Picture Ly Son Island, Vietnam credit Zc D. Gyu Photography on flickr
Plans to gain UNESCO Geopark status for Ly Son-Sa Huynh may be shelved by Vietnamese authorities.
UNESCO global geoparks are areas with geology and geomorphology of international significance.
The project was launched in 2015 and surveys and research costing VND20 billion (approx £634,620 / US$870,000) has since been spent.
Originally called the Binh Chau-Ly Son Global Geopark, Quang Ngai province salvaged many ancient ships from around Ly Son Island, which is famous for its volcanic heritage and a long history of protecting the country’s sovereignty.

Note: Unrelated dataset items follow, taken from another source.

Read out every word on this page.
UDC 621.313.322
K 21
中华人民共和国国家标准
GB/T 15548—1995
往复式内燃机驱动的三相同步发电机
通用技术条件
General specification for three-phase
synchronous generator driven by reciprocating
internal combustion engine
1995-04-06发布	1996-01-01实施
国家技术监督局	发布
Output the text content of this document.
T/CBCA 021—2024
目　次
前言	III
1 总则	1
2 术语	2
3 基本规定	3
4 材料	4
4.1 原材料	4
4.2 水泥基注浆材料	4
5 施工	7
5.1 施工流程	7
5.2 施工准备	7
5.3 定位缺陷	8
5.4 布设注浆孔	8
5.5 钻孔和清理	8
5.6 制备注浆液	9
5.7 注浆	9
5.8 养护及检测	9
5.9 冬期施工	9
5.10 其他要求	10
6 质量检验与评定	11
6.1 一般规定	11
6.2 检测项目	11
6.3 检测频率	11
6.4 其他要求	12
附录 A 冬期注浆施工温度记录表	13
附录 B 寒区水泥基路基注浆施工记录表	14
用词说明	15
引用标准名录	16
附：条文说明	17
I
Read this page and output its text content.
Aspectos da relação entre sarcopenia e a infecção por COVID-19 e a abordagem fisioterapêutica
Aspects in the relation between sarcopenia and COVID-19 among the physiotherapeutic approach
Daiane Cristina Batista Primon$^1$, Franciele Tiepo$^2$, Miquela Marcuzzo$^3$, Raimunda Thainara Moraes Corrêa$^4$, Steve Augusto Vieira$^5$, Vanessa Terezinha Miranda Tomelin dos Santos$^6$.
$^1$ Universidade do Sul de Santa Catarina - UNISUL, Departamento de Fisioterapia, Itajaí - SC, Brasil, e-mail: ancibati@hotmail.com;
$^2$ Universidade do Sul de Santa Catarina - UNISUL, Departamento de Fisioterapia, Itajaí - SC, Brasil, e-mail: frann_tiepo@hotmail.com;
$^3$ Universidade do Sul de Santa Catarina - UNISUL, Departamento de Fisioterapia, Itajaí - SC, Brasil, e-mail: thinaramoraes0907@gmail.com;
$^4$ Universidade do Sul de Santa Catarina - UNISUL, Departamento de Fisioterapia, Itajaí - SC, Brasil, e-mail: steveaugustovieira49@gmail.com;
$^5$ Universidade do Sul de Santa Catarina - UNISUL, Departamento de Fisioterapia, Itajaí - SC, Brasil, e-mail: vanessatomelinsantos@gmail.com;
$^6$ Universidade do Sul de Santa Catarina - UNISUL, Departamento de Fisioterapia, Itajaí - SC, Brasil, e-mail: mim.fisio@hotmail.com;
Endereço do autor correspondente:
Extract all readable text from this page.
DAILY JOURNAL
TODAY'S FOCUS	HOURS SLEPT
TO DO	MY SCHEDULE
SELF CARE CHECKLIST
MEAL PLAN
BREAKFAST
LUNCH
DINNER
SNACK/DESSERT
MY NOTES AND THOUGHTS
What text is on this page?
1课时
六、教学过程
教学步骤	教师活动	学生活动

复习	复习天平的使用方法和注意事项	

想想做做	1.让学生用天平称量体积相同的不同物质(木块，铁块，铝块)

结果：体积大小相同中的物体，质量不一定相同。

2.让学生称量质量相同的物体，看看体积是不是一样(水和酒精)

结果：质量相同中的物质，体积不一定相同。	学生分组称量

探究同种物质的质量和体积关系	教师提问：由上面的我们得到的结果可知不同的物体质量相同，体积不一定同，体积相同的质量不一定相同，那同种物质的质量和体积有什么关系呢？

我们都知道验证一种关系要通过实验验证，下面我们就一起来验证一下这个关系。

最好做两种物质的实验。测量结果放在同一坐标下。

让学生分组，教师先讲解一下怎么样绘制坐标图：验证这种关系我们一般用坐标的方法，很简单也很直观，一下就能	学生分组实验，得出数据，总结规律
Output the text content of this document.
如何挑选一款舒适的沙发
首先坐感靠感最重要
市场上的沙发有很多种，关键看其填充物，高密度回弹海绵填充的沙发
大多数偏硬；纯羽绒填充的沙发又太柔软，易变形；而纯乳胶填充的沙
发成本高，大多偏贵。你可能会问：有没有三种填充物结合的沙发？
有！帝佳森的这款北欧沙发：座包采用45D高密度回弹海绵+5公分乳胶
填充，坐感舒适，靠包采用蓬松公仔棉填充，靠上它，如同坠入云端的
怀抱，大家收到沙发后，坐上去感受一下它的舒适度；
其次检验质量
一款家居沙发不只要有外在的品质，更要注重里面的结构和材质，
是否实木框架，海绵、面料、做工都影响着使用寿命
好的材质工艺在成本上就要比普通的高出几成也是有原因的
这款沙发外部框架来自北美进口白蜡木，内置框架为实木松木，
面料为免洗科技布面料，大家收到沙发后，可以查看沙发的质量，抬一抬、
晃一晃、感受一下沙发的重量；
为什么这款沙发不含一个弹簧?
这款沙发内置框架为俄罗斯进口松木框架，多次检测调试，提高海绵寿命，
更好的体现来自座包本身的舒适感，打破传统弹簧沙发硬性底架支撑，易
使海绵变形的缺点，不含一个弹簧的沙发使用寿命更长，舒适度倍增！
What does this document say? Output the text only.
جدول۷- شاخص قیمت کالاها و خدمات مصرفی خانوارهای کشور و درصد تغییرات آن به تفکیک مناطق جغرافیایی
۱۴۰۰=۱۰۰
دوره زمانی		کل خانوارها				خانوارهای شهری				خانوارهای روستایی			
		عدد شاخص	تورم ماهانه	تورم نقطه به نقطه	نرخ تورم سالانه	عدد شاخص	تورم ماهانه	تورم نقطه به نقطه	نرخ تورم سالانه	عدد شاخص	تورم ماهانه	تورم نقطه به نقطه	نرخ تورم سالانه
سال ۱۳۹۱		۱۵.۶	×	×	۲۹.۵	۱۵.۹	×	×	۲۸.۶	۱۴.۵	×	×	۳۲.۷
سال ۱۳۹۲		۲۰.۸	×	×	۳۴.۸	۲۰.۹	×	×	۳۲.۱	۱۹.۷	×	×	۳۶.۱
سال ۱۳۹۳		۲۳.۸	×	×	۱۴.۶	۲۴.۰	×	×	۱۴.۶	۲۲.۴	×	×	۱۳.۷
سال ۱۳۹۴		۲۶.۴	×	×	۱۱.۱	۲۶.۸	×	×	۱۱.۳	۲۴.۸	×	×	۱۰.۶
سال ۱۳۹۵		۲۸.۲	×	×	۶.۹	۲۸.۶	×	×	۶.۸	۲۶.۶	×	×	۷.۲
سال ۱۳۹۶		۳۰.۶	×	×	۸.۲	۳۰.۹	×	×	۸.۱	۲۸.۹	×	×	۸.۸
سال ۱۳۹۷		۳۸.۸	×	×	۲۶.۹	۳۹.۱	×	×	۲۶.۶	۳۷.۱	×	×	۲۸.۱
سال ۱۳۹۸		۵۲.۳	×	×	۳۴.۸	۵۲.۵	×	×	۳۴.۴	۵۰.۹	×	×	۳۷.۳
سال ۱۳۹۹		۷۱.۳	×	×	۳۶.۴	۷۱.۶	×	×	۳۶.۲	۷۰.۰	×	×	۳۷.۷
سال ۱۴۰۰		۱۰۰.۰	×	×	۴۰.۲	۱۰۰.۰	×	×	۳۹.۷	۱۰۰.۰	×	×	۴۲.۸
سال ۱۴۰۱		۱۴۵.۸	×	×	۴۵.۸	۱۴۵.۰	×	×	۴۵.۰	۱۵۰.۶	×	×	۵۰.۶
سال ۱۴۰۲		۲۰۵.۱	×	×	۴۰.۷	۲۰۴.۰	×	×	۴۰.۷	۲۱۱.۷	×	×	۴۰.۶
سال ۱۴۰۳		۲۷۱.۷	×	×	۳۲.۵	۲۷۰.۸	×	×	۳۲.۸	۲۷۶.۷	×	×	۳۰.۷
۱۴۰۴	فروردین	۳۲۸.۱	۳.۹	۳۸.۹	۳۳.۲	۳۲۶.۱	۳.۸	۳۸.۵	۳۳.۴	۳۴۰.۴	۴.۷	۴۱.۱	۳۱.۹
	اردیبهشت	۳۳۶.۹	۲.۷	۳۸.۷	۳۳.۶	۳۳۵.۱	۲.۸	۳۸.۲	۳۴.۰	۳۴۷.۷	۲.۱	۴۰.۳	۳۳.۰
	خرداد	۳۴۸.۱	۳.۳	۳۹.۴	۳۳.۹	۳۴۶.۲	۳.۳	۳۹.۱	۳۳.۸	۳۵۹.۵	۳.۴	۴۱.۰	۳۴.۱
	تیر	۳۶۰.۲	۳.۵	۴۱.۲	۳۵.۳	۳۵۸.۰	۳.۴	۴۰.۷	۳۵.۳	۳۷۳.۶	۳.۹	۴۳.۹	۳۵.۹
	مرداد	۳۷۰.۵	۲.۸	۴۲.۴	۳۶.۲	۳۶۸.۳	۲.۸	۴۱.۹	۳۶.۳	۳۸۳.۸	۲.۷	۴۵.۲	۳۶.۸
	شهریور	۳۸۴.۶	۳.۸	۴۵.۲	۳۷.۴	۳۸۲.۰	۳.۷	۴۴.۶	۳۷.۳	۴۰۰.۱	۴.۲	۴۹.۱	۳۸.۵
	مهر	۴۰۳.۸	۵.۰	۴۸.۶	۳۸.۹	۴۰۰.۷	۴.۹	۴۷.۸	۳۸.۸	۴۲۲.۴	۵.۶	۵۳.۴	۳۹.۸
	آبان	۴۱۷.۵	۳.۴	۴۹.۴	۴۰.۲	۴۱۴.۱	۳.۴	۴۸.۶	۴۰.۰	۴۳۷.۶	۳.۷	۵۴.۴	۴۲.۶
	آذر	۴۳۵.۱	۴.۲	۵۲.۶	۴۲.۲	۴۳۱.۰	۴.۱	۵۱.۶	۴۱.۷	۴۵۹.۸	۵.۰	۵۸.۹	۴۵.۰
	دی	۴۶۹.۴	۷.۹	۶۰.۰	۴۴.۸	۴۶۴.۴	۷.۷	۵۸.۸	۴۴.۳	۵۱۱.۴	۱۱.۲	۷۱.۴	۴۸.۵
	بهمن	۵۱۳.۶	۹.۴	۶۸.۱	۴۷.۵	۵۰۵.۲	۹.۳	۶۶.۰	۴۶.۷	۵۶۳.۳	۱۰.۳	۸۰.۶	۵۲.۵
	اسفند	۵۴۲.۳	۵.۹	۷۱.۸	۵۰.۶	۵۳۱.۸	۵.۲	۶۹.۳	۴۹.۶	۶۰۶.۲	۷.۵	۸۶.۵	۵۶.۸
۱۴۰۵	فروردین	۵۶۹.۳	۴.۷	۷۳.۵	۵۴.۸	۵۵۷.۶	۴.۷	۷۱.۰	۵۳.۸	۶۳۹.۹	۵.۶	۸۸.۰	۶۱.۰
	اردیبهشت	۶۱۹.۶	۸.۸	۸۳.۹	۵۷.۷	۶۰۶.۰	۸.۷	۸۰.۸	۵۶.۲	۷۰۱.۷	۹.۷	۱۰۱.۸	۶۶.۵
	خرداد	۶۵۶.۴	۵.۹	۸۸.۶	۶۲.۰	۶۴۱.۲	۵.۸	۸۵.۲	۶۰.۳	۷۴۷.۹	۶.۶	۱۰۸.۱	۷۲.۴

Then in 2017 they established the Ly Son-Sa Huynh Geopark management board with the aim of gaining UNESCO global geopark status to promote Quang Ngai’s socio-economic development, especially tourism.
In 2019 the board concluded that Ly Son Island and its neighboring areas on the mainland were too small for the park and expanded the area. Later that year an application was sent to UNESCO for recognition which passed the preliminary stage in spring last year. A final decision was due in late 2020 but was postponed due to the pandemic.
However the governing board has now decided that the benefits may not be as significant as originally hoped.
“After reviewing the project, the People’s Committee thinks that the socio-economic efficiency of the geopark is not evident. It is not as if we have to implement this project at any cost.”Dang Van Minh, Chairman of the Quang Ngai People’s Committee
Vietnam already has three UNESCO recognised global geoparks, Dong Van in Ha Giang Province, Non Nuoc Cao Bang in Cao Bang Province and Dak Nong in the central highlands.